As a child, the grown-ups around her were well aware of her fearless personality and talent in writing, so she was encouraged at a young age to become an attorney. Munn considered other options and even received her bachelor’s degree in journalism from the University of Nebraska-Lincoln in 2009. However, she said it was easy to see her compatibility with the justice system, so, in 2010, she began her career studying law at the Washington University School of Law in St. Louis.

On Nov. 13, the Honors Student Advisory Board will hold an event titled “Eyewitness at the Mexican Border: Reflections by Attorney Astrid Munn” in the University Suites Multipurpose Room at 6:15 p.m. Munn will focus on her stories, what she learned and her main takeaways from her experiences with law at the Mexican border in Tijuana.

Working as an immigration attorney wasn’t Munn’s first choice. Throughout law school, she said she had a strong desire to work as a lawyer for Native American tribes, but in the end, she found her best fit. 

“I really wanted to work as a tribal law lawyer, but I struggled to break into the field,” Munn said. “Ultimately, it was much easier for me to find work as an immigration attorney.”

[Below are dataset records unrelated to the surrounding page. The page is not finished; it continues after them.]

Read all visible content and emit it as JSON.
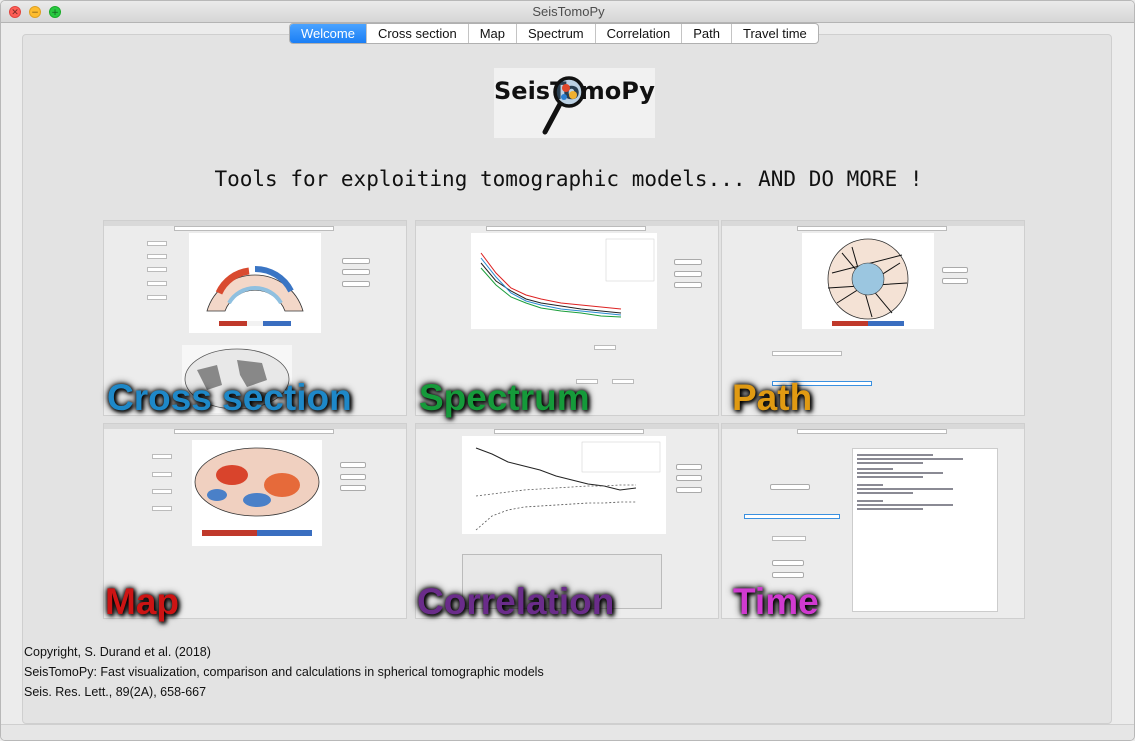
{
  "window": {
    "title": "SeisTomoPy"
  },
  "tabs": [
    "Welcome",
    "Cross section",
    "Map",
    "Spectrum",
    "Correlation",
    "Path",
    "Travel time"
  ],
  "active_tab": "Welcome",
  "logo": {
    "text": "SeisTomoPy"
  },
  "tagline": "Tools for exploiting tomographic models... AND DO MORE !",
  "panels": [
    {
      "label": "Cross section",
      "color": "#1e88c8"
    },
    {
      "label": "Spectrum",
      "color": "#159a3a"
    },
    {
      "label": "Path",
      "color": "#e09a12"
    },
    {
      "label": "Map",
      "color": "#cc1414"
    },
    {
      "label": "Correlation",
      "color": "#6a2c8a"
    },
    {
      "label": "Time",
      "color": "#d03ad0"
    }
  ],
  "credits": {
    "line1": "Copyright, S. Durand et al. (2018)",
    "line2": "SeisTomoPy: Fast visualization, comparison and calculations in spherical tomographic models",
    "line3": "Seis. Res. Lett., 89(2A), 658-667"
  },
  "colors": {
    "accent": "#1a7ef5"
  }
}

Munn explains that one reason it was a smooth experience for her to be an immigration attorney is because she speaks fluent Spanish. Another reason is that she is the daughter of an immigrant and has become familiar with the immigrant experience. 

Munn’s visit and speech is an exciting opportunity to hear the perspective of a legal expert and person witnessing the events taking place at the border, according to BaoLong Truong, a senior biochemistry major at UNL and the vice president of finance for the Honors Student Advisory Board

“As someone hailing from a family of immigrants from the Vietnam War,” he said, “I want to better understand current immigration in the United States and relate it to the challenges my family faced when coming to the U.S. in the past.”

According to Truong, the U.S. is currently in a politically charged atmosphere that results in political and racial biases. Truong emphasizes the idea that a lot of this turmoil is caused by misinformation, and he hopes this event can provide an opportunity to combat this issue. 

“I see this event as an opportunity for people across the political spectrum to develop political tolerance, find common ground and move forward with an informed discussion regarding ideas for immigration policy,” he said.

Patrice McMahon, a previous professor of Munn’s and the director of the University Honors Program at UNL, invited her back to campus for the chance to talk to students about her experience. According to Munn, she has done countless presentations to immigrants but has less experience giving presentations to students.

“This is a new and exciting opportunity for me,” Munn said. “I am excited to shine light on issues that don't make the nightly news regarding immigration at the U.S.-Mexico border.”